Stade de foot abandonné = spot pour la voiture. Pt. 2.

"Le football professionnel fait tout son possible pour castrer cette énergie de bonheur, mais elle survit en dépit de tout. Et c'est peut-être pour cela que le football sera toujours étonnant.


Comme dit mon ami Angel Ruocco, c'est ce qu'il a de meilleur : son opiniâtre capacité de créer la surprise. Les technocrates ont beau le programmer jusque dans ses moindres détails, les puissants ont beau le manipuler, le football veut toujours être l'art de l'imprévu.


L'impossible saut là où on l'attend le moins, le nain donne une bonne leçon au géant et un Noir maigrelet et bancal rend fou l'athlète sculpté en Grèce.


Un vide stupéfiant : l'histoire officielle ignore le football.
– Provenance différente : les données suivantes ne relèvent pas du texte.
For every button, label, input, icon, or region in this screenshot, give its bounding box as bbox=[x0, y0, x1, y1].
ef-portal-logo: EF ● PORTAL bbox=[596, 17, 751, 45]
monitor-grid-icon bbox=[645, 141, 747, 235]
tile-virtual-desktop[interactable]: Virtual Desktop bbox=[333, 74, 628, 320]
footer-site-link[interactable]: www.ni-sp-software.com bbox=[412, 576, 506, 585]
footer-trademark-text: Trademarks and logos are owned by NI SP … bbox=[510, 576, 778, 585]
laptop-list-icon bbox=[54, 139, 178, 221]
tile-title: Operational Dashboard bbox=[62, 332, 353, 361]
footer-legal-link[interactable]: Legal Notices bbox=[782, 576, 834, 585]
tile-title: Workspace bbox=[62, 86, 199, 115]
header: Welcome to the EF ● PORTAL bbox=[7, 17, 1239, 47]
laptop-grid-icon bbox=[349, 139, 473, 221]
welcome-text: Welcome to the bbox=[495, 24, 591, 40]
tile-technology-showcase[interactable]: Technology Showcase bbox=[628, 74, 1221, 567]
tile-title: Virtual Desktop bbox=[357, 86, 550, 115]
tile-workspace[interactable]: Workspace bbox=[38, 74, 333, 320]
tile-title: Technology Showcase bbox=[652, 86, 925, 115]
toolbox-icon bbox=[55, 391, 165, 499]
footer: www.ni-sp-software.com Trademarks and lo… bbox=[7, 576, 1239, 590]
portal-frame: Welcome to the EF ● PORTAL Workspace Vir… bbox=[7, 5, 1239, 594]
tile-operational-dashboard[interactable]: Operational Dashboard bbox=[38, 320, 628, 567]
Les textes de l'histoire contemporaine ne le mentionnent pas, même en passant, dans des pays où il a été et est toujours un signe primordial d'identité collective.


Je joue donc je suis : la façon de jouer est une façon d'être, qui révèle le profil particulier de chaque communauté et affirme son droit à la différence.


Dis-moi comment tu joues et je te dirai qui tu es : il y a bien longtemps qu'on joue au football de différentes façons, qui sont les différentes expressions de la personnalité de chaque pays, et la sauvegarde de cette diversité me semble aujourd'hui plus nécessaire que jamais.


Nous vivons au temps de l'uniformisation obligatoire, dans le football et en toute chose. Jamais le monde n'a été aussi inégal dans les possibilités qu'il offre et aussi niveleur dans les coutumes qu'il impose : en ce monde fin de siècle, celui qui ne meurt pas de faim meurt d'ennui."